Rodman's arrival took on added significance as it came soon after North Korea cancelled a visit by a U.S. envoy hoping to secure the release of jailed American Kenneth Bae, a missionary who was sentenced to 15 years in prison for so-called hostile acts against the state.
Although declaring he was no diplomat, Rodman was seen by Bae's son as possibly having the best chance to bring his father home, according to The Guardian newspaper. But the flamboyant basketball Hall of Famer said he simply was in North Korea to see his friend "and start a basketball league over there or something like that."
During his first visit to Pyongyang in February, Rodman was seen hugging and enjoying the company of the authoritarian ruler, including taking in a basketball game with him. Saying he wanted to show that Americans can get along with North Koreans, he returned with a message from Kim for the president of the United States.

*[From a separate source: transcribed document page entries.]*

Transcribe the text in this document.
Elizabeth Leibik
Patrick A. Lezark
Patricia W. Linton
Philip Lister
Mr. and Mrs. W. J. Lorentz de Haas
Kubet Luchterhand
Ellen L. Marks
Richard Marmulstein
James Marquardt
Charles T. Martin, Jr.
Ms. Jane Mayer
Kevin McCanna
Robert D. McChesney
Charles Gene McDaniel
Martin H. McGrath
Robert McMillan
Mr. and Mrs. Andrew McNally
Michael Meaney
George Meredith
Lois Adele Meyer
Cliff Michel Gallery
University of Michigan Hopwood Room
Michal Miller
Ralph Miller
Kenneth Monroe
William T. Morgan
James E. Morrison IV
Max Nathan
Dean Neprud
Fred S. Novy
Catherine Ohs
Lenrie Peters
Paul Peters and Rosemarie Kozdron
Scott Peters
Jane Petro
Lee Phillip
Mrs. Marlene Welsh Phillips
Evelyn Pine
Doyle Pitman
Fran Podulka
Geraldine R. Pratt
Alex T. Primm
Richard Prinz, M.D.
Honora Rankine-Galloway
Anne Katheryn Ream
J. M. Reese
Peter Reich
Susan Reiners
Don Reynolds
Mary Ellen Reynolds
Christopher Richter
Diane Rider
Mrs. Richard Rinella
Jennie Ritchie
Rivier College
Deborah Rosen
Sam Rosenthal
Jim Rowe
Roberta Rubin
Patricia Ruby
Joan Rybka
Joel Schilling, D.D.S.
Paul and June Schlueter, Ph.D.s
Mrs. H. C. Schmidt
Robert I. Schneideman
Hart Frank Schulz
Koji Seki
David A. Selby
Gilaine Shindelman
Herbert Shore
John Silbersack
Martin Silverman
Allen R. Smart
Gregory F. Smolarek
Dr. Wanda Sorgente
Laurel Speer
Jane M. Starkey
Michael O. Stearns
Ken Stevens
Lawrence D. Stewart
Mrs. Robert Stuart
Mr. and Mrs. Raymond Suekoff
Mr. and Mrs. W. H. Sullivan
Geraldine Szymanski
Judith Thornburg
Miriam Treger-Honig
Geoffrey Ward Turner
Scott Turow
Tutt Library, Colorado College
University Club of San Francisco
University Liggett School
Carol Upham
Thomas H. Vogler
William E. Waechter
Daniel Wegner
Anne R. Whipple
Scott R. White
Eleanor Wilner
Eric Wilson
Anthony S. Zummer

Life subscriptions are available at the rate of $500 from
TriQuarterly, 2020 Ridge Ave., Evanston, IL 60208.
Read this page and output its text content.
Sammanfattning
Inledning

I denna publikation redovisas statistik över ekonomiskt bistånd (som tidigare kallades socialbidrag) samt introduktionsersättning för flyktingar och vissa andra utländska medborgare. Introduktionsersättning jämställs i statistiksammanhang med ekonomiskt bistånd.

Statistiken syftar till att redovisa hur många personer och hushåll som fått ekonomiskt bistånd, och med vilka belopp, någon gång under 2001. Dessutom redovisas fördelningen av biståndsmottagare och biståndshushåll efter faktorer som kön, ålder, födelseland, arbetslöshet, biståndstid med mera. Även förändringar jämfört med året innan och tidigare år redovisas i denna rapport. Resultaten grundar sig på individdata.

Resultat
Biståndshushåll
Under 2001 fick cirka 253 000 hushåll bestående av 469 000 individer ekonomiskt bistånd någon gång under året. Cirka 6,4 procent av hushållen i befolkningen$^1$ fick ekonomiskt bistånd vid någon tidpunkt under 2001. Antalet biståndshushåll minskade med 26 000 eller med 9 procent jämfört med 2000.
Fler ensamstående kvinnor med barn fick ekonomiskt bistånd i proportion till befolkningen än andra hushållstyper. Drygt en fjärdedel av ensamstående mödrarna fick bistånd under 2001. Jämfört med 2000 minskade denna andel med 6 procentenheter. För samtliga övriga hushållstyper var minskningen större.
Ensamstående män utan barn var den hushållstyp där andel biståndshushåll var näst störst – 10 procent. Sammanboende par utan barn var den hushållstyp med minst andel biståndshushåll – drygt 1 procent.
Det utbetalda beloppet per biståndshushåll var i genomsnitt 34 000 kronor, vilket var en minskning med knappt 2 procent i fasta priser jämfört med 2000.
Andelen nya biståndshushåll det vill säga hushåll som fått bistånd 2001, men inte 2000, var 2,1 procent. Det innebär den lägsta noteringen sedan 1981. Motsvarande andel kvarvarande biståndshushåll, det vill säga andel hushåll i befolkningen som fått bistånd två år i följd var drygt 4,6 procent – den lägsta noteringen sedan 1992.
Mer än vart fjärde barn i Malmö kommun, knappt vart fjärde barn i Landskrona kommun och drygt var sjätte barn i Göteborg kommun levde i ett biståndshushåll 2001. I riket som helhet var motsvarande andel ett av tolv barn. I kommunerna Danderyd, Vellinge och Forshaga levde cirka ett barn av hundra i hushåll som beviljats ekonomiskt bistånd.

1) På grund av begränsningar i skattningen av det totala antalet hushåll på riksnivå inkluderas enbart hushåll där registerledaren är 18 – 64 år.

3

"He wants Obama to do one thing: Call him," Rodman said in a television interview, later expressing frustration that the president wouldn't sit down and talk to Kim.
Well, Obama isn't likely to have a summit anytime soon with the dictator, especially after tensions flared earlier this year when North Korea performed a nuclear test, the United Nations imposed more sanctions against the country and Kim threatened to attack U.S. military bases and South Korea if there was any attempt by its "enemies" to retaliate.
But wouldn't it be good if archenemies could sit down and talk, using diplomacy rather than artillery as their weapons? If Dennis Rodman can figure out how to have a conversation with Kim, surely a real American envoy ought to be able to find a way to communicate with him.
And, no, diplomacy doesn't always work, as we have seen in Syria, where there have been plenty of discussions with President Bashar Assad. Those talks didn't keep him from waging war on his own citizens. Now, the U.S. is on the verge of launching an attack on that country's military arsenal in retaliation for the use of chemical weapons.